You should now observe a more cavalier approach in close quarters with ghosts. In particular, if Pac-Man perceives that he could be trapped but might escape to grab a few more pieces of food, he'll at least try. Investigate the results of these two scenarios:

python -p AlphaBetaAgent -l trappedClassic -a depth=3 -q -n 10
python -p ExpectimaxAgent -l trappedClassic -a depth=3 -q -n 10
You should find that your ExpectimaxAgent wins about half the time, while your AlphaBetaAgent always loses. Make sure you understand why the behavior here differs from the minimax case.

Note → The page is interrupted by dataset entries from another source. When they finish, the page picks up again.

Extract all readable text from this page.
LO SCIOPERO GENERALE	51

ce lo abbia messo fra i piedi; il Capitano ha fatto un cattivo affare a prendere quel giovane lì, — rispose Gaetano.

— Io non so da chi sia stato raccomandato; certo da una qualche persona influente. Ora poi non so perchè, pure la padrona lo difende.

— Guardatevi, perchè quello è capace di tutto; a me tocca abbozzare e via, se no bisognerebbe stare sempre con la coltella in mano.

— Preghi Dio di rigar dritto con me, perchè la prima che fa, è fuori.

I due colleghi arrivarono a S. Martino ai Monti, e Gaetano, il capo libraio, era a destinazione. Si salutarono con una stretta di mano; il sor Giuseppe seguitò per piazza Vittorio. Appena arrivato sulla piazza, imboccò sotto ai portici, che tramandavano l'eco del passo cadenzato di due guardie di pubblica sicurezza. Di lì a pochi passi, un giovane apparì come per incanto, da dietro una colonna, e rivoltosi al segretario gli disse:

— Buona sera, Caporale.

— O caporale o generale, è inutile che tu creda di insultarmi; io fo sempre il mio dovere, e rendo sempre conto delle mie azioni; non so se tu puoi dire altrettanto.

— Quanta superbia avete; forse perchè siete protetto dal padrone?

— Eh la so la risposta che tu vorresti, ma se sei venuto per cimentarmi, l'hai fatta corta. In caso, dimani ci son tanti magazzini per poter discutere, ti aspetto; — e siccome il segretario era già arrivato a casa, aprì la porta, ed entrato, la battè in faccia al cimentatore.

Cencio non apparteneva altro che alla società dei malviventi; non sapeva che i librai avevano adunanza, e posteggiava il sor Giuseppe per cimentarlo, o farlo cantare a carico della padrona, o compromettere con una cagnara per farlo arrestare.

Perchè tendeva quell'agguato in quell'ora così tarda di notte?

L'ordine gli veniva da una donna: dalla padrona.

Question 5 (10 points) An interesting property of minimax search is that any order preserving transformation of the leaf values can't change the optimal action at the root. Prove this by induction on the depth of the tree. If you're rusty on how to do an induction proof, please check with us. (Here's what we mean by an order preserving transformation: Suppose the leaf states are labeled 1...n, and have values x1...xn. An order preserving transformation will assign values y1...yn, such that xi < xj iff yi < yj.

Question 6 (10 points) In class, we mentioned that reducing the branching factor by a square root effectively doubled the search horizon (depth). Rigorously prove that this is true assuming that there is a fixed, maximum frontier size that is allowed in both cases. (Alternatively, you might assume a fixed budget of node expansions, but then the result will be true only in a big O sense, and not exactly.) Note that even though this question is motivated by a comment about alpha-beta, it is just a question about how trees change when you change the branching factor. You don't need to worry about the tree being uneven due to pruning.)

Question 7 (10 points) For this problem we will consider the search tree in Figure 5.2 from the text, except that we will swap the min and max nodes. (a) Provide the minimax values for the nodes labeled A, B, C and D. (b) Indicate which branches would be pruned by alpha-beta (assuming depth first, left to right expansion). (c) What is the maximum number of nodes that could ever be pruned (considering all possible leave values) in a tree with this structure?